When it comes to winning new clients, Elvis got it right: “Wise men say only fools rush in.” I actually know people who pride themselves on what they call the “One-Call Close.” The One-Call Close method of selling seeks to make a product sale to a client in the very first meeting. It is also called “Low-Hanging Fruit Selling.” The idea is to get in, get what you can, and get out. These amateurs are nothing more than cheap salespeople, not financial advisors. They give our industry a bad name. The very idea is arrogant beyond description. I have heard some of these people boast of getting one over on the client, manipulating them into a snap decision. It’s a form of conartistry. Back in the day, they were called confidence men, because their stock in trade was their ability to convince people to trust them long enough to be fleeced by them. These people remind me of those young men we’ve seen on the news lately who walk up to people and punch them in the head, trying to knock them out cold. It is some kind of barbarous game to them. One-Call Closing is not a game, and it is not financial planning. We are dealing with people’s life savings, and they deserve our care and respect. ‘Fools rush in’ works both ways: advisors and clients should take their time before they jump into a relationship.

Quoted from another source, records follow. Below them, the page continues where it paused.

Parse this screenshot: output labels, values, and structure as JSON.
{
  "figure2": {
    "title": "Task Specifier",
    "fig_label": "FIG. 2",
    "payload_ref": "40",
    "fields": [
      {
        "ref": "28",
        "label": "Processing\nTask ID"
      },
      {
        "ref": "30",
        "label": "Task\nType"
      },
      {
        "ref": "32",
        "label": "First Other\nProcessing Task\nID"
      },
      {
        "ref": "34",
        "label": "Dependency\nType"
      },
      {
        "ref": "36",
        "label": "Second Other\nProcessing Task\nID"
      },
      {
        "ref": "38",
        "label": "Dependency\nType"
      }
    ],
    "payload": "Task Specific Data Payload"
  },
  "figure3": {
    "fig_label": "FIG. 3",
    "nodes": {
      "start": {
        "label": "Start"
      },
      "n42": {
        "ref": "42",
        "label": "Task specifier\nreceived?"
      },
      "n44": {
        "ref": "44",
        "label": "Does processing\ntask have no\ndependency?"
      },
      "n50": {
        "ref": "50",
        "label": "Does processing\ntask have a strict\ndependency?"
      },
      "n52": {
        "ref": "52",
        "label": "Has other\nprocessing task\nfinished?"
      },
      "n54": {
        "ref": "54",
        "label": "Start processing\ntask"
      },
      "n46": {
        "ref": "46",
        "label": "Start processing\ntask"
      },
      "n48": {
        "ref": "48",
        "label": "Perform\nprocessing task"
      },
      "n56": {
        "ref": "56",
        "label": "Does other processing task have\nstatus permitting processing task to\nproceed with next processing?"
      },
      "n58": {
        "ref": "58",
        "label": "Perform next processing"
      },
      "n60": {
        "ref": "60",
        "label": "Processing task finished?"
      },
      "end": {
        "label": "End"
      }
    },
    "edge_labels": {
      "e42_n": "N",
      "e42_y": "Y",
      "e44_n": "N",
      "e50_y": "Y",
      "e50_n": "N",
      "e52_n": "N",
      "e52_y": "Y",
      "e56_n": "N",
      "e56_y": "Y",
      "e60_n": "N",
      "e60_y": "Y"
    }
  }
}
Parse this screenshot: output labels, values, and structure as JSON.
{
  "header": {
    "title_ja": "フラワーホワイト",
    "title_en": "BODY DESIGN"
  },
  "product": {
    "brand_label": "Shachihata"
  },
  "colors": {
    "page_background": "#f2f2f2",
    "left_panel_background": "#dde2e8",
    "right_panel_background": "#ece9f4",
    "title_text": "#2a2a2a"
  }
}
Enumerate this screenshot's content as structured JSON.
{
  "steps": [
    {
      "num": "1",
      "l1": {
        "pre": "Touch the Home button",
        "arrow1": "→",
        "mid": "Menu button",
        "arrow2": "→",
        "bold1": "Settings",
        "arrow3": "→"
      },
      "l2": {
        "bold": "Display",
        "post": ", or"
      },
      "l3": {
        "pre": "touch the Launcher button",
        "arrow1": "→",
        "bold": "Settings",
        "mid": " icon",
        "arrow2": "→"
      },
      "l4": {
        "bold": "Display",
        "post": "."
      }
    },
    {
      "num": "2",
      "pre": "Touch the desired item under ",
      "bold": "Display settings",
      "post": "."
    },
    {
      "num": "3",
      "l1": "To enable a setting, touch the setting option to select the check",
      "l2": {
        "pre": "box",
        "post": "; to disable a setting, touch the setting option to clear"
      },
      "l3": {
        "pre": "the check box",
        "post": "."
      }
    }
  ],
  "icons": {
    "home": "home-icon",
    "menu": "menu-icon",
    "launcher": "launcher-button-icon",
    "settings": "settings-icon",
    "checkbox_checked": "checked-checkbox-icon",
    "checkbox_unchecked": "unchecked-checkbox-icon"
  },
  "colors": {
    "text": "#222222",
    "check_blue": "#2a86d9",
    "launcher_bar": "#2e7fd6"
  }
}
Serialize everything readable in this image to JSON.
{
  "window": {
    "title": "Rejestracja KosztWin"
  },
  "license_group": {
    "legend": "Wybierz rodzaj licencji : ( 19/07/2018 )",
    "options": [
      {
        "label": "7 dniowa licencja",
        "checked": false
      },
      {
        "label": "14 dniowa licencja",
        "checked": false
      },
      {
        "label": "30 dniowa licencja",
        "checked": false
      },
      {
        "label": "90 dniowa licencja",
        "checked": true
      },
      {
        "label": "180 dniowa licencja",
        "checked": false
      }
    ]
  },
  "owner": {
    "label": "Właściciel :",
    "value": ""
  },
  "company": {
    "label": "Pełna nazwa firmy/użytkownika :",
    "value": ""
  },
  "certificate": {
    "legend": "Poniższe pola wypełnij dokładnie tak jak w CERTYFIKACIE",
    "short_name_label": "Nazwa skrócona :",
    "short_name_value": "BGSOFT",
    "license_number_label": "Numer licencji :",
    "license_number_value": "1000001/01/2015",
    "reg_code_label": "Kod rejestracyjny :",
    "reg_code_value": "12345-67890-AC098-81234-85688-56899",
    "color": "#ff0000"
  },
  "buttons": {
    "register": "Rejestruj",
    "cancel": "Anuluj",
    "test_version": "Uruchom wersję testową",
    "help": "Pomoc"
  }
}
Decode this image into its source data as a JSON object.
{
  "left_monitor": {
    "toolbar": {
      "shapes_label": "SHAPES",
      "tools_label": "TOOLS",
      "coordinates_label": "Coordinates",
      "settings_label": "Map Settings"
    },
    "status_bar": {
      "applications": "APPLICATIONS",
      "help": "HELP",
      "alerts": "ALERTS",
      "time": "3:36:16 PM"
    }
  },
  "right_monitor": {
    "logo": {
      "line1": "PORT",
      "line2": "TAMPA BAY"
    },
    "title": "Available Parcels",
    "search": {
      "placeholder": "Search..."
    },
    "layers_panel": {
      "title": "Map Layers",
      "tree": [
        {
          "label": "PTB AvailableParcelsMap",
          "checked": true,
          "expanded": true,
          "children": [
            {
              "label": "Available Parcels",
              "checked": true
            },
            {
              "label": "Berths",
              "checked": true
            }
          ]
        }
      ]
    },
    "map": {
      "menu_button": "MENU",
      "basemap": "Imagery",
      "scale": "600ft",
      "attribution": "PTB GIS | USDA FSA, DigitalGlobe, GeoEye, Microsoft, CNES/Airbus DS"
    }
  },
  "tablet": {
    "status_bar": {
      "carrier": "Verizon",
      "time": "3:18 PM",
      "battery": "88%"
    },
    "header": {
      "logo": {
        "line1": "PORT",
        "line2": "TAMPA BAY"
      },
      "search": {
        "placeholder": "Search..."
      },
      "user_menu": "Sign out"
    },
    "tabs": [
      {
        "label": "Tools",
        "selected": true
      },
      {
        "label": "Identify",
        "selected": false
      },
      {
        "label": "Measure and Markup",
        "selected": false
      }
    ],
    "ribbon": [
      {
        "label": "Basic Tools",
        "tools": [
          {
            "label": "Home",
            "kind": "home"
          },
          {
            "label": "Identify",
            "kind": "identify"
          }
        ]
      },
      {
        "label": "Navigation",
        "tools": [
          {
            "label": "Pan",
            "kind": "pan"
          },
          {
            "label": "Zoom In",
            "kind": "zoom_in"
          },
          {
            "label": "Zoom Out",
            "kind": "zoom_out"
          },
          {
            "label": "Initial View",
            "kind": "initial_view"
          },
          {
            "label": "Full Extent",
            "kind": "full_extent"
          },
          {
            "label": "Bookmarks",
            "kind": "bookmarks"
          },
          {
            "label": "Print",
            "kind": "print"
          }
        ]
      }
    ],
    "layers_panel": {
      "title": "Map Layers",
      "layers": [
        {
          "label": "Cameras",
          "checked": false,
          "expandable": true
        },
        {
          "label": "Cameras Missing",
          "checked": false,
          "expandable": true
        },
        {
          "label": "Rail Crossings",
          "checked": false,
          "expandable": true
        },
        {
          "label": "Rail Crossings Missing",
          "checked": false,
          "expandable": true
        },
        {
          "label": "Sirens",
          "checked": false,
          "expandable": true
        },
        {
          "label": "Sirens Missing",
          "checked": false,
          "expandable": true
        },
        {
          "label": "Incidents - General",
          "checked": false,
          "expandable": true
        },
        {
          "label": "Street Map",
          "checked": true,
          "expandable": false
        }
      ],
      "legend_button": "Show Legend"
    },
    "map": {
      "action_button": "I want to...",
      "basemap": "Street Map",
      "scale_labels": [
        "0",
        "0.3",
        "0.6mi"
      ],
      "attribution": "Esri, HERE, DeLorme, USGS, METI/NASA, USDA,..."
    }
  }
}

Don’t Kiss on the First Date
The shorter the process for winning new accounts, the more it’s about the advisor. The longer the process, the more it’s about the client. Longer is better. New prospective clients have to meet with me at least 3 times before I will agree to take on their accounts. They can walk into Merrill Lynch or Fidelity Investments and open up a million-dollar account on the very first visit. But, I don’t kiss on the first date, or the second, or the third. In the first meeting, I simply gather information and book a second. In the second meeting, I identify the problems in the portfolio and book a third. In the third meeting, I explain my investment philosophy. That’s it. If they want to hire me anywhere along the way, I demur. Even after the third appointment, if the prospective clients have decided to hire me, I send them home to think it over. If they still love me in the morning, they may call the office and book a visit (not with me) to meet with the staff to complete the paperwork to open their new accounts and bring over their assets. This is a hard rule in our firm. We may discuss a decision in a particular meeting, but we may not execute the decision in the same meeting. Clients, for their own good and for ours, need time to consider their options in order to make the best decision. I don’t want my practice built on manipulation. If I deliver in the first three meetings, there is a good likelihood that they will want to work with me. If they decide not to, it was probably my fault. I don’t want to sell products; I want to win accounts.
Winning New Clients
People like buying, but they don’t like being sold. Don’t manipulate them into a decision they may later regret. Instead, win their minds and hearts with a thoughtful and substantive process. Create anticipation and desire. Take the time to show prospective clients that you’re not just another pretty face. Showcase your planning skills, your knowledge of the markets and the economy, and your sincere interest in their future before doing business with them. How many advisors has the average investor ever met who requires 4-6 hours of meetings over 3-4 visits before accepting an account? An average of none. Want to land a big a account? Slow down. Want to win the whole account? Take your time.